Colorado Wholesale Cannabis Prices Hit Record Low
DENVER – Wholesale prices for Cannabis flower in Colorado have sunk to $649 per pound, matching the state’s lowest level on record, even as the number of licensed growers has shrunk by a quarter over the past year.
According to the Colorado Department of Revenue’s latest quarterly report, the figures mark a stubborn slide for an industry once buoyed by rapid expansion. In the third quarter of 2025, the average market rate [AMR, a median measure of wholesale transactions] reflects a market where supply reductions have failed to stem the downward pressure. While the number of recreational dispensaries in Colorado remained steady, the proportion of licensed cultivators decreased by 25% between September 2023 and September 2025. Yet prices continue to erode, dipping below the $700 threshold seen earlier this year and echoing a low first set in late 2023.

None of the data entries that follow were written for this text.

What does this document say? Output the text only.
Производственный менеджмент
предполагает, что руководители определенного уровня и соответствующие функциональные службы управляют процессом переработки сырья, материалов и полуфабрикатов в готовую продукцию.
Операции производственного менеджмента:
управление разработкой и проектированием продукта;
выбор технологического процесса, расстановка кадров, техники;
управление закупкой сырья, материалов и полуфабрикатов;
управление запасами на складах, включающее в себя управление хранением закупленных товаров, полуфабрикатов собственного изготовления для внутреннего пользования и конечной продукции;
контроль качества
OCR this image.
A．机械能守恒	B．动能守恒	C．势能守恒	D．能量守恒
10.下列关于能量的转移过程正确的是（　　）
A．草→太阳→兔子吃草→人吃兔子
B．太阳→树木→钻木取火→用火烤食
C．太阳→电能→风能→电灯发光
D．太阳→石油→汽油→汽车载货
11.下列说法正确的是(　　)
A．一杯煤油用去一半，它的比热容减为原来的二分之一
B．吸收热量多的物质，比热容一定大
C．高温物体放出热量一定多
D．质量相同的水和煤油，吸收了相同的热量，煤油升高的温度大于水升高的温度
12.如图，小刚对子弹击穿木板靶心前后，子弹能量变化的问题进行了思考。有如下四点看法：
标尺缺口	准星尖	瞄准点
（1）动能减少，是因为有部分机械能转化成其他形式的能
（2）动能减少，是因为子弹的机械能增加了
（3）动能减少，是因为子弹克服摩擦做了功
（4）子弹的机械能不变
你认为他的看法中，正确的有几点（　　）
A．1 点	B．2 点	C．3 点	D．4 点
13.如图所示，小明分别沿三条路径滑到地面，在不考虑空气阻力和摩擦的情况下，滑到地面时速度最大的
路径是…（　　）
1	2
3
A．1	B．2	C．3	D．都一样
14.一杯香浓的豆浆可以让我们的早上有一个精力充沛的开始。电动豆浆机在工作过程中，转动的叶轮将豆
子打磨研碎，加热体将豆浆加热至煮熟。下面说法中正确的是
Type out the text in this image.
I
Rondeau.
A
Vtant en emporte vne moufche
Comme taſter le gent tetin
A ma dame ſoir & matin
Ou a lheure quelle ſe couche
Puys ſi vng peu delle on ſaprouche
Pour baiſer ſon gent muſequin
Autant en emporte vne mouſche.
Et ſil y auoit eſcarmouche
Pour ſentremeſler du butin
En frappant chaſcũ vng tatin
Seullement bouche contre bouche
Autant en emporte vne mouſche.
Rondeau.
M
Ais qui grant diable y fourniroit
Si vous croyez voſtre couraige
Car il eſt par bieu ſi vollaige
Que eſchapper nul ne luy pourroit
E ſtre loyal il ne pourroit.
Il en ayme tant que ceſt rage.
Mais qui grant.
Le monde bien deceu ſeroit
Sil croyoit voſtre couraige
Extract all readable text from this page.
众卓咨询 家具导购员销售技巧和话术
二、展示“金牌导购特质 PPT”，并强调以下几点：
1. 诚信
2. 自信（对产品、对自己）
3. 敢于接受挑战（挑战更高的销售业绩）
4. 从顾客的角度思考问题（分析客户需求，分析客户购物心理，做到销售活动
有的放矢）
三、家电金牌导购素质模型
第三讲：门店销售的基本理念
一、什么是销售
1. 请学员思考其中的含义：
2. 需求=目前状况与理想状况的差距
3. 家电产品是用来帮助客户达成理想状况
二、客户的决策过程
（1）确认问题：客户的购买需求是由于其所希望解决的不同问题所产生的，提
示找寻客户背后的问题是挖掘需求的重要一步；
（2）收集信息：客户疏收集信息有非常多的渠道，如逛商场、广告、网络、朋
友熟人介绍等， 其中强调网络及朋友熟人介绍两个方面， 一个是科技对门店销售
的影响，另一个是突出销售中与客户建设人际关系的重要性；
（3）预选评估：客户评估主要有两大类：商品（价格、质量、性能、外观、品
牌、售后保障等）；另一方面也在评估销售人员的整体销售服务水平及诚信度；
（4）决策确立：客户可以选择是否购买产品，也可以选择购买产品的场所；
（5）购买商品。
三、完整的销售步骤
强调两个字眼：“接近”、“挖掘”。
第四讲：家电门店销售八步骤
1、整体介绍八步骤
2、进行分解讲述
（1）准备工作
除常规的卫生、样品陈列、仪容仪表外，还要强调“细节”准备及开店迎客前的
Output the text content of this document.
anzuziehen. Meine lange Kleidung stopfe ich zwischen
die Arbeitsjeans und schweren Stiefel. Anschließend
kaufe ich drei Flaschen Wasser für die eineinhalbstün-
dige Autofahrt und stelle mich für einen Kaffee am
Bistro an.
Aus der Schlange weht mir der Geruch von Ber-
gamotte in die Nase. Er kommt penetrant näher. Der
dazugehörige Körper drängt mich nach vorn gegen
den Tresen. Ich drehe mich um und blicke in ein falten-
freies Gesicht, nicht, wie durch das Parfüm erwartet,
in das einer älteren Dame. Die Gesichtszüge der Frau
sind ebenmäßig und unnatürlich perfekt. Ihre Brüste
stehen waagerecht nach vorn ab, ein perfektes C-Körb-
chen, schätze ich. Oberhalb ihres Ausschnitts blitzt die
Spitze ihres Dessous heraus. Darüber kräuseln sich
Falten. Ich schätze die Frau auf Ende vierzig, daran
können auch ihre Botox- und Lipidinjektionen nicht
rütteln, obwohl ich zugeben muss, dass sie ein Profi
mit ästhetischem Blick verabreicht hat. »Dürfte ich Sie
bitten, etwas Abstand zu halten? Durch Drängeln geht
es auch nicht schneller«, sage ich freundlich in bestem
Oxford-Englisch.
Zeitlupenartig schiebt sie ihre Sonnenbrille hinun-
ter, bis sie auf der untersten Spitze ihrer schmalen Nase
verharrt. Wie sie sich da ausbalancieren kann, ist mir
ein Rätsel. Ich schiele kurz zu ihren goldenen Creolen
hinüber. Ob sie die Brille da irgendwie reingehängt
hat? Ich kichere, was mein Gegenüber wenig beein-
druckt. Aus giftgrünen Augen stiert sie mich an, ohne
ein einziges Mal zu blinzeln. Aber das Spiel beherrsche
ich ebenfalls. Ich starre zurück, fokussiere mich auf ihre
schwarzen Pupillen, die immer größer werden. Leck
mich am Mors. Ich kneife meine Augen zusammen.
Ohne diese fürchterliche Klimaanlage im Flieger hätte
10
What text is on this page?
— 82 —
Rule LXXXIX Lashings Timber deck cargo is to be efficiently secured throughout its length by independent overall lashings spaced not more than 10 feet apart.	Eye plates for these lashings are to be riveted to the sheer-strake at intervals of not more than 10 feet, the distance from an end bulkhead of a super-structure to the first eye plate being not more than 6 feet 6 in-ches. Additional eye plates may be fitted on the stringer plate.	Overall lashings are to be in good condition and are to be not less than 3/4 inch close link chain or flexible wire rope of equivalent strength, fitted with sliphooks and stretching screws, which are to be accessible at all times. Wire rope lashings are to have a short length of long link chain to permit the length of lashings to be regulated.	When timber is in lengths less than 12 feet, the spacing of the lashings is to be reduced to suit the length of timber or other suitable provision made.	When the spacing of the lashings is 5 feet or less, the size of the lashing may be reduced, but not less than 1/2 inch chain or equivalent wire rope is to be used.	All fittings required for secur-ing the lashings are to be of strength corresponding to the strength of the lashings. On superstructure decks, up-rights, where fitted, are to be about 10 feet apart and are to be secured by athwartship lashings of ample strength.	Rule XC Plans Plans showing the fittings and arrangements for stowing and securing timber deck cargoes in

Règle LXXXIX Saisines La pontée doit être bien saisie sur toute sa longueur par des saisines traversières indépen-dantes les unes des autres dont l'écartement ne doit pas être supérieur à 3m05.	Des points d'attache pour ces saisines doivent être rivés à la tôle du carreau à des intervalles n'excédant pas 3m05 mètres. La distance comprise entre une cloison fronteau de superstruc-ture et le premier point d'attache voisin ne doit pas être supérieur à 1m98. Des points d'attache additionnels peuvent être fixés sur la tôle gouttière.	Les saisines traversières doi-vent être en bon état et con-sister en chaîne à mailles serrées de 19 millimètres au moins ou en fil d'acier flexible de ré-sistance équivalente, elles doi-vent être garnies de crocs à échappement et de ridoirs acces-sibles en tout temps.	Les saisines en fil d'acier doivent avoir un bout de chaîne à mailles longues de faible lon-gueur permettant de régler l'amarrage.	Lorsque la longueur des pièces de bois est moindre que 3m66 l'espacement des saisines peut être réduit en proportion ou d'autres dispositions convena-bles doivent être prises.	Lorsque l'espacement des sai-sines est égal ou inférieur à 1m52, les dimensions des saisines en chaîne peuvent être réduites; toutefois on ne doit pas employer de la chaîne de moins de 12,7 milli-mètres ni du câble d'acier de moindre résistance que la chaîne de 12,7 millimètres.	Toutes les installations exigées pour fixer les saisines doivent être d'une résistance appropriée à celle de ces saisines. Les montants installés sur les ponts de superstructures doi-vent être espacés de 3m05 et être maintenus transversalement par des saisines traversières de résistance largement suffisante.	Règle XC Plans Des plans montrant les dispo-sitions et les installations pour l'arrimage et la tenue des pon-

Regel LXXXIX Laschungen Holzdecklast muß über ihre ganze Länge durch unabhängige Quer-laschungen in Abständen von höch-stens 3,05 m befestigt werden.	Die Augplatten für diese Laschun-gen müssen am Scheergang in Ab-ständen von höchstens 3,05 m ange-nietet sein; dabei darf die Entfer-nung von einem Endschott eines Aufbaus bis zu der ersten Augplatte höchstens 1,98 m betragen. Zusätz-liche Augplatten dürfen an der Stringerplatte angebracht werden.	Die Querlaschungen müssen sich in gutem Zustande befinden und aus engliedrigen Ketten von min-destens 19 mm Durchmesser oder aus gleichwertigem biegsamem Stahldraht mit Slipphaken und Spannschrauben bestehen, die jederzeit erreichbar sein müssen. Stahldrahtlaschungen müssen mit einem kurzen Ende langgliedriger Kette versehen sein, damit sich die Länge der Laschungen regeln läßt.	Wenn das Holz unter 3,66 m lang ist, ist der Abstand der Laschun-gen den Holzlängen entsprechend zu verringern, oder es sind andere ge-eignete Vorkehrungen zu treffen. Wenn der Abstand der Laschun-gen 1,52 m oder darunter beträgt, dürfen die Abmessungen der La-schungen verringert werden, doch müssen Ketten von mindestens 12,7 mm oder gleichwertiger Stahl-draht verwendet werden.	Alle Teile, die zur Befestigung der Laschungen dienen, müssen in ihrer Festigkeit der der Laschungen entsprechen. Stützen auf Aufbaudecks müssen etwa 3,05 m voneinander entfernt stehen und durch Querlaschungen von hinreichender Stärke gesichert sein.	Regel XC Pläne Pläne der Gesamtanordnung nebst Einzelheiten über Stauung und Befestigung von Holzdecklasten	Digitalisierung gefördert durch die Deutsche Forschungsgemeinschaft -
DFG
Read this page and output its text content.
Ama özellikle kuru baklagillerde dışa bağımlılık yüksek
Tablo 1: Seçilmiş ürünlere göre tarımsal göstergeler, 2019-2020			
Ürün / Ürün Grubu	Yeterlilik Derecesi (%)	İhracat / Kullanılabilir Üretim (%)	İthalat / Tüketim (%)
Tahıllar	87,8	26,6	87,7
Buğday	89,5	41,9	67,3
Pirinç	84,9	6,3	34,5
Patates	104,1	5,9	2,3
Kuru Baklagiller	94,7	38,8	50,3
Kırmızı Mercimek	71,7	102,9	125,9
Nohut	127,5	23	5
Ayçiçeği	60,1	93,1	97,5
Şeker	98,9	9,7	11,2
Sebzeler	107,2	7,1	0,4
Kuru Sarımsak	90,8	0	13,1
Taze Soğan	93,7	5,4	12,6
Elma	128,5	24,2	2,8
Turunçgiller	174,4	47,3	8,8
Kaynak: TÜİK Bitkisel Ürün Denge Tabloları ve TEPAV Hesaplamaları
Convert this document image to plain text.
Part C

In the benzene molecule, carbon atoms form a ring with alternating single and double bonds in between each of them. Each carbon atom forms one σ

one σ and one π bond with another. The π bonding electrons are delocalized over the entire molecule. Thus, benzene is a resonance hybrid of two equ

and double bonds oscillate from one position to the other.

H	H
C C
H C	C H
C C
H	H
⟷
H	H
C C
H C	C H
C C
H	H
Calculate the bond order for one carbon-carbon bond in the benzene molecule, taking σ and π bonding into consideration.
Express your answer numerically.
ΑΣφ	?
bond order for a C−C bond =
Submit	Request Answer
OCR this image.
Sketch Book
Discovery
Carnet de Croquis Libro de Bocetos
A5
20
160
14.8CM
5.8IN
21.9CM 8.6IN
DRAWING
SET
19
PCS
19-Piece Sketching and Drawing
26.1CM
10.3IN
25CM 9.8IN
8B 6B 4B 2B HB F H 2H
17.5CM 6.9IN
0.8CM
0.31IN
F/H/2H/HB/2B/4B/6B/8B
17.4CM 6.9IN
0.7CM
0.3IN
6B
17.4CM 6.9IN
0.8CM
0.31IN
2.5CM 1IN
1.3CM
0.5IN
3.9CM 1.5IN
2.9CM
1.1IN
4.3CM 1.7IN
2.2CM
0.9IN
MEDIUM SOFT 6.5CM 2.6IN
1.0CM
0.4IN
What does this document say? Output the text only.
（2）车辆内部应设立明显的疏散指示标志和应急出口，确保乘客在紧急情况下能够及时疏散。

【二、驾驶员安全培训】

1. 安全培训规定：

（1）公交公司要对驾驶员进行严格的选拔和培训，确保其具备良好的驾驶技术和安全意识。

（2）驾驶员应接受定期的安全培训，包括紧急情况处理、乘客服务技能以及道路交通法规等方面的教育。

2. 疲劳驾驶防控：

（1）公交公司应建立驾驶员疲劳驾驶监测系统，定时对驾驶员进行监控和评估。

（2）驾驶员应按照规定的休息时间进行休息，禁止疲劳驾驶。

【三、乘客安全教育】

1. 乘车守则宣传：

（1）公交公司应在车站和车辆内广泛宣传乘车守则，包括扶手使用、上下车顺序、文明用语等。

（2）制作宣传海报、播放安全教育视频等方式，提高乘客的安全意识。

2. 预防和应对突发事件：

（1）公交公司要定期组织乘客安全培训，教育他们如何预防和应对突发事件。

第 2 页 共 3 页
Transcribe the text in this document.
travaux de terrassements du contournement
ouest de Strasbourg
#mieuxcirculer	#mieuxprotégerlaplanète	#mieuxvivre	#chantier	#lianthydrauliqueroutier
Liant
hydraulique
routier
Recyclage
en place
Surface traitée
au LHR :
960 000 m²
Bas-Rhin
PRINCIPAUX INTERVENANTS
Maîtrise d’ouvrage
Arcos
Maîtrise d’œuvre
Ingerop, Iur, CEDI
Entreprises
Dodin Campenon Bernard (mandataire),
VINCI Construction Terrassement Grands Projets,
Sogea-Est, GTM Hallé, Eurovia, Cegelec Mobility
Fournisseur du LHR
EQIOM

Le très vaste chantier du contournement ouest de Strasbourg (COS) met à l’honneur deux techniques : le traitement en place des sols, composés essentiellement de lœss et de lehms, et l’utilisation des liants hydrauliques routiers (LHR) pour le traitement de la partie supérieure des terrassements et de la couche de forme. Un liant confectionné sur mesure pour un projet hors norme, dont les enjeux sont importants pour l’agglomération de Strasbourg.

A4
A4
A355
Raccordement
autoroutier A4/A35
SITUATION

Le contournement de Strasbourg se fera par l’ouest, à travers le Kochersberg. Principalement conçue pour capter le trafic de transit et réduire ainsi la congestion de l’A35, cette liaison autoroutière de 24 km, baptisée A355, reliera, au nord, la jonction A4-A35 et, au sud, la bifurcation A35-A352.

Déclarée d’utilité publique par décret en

This disconnect underscores a core tension in Colorado’s mature Cannabis sector: efforts to trim excess production have not yet balanced the equation with consumer demand. Sales volume tells a similar story of contraction. Total taxable sales fell to $1.4 billion in 2024, the lowest annual tally in seven years and a 36% retreat from the $2.2 billion peak in 2021. Through the first half of 2025, monthly figures hovered around $100 million, down roughly 10% from the prior year, per revenue filings.
Analysts tracking the sector point to a cascade of factors. The post-pandemic surge in cultivation, driven by easy capital and optimistic forecasts, flooded the market with inventory that lingers today. Even with closures, aggregate output remains ample, as surviving operations scale up efficiency. Retail-side pressures compound the issue. Major chains like Lightshade and Good Chemistry have closed stores or divested assets, while brands including L’Eagle, Maggie’s Farm, A Cut Above, Verde and Dablogic have ceased operations entirely. These exits signal a winnowing process, but one that has yet to lift prices.
A quick scan of trends reveals the depth of the rut. From a brief uptick to $750 per pound in early 2024, wholesale rates have halved the distance to pre-legalization black-market norms, where street prices often ran $2,000 or more per pound. Adjusted for inflation, today’s $649 equates to about $550 in 2014 dollars, a stark illustration of commoditization. Demand-side headwinds, including flat consumer spending amid broader economic caution, have not helped. Colorado’s adult-use market, now in its 12th year, faces stiffer competition from home grows and neighboring states’ programs, siphoning volume.
Looking ahead, stabilization may hinge on external shifts. Federal rescheduling could ease banking and taxation burdens, potentially unlocking capital for Colorado operators. Interstate commerce, if realized, might redistribute supply pressures across borders. In the near term, though, the sector’s veterans see a test of resilience. Those who innovate on premium strains or vertical integration stand to weather the cycle, while the field narrows further. Colorado’s Cannabis trade, a pioneer turned cautionary tale, now bets on adaptation to reclaim equilibrium.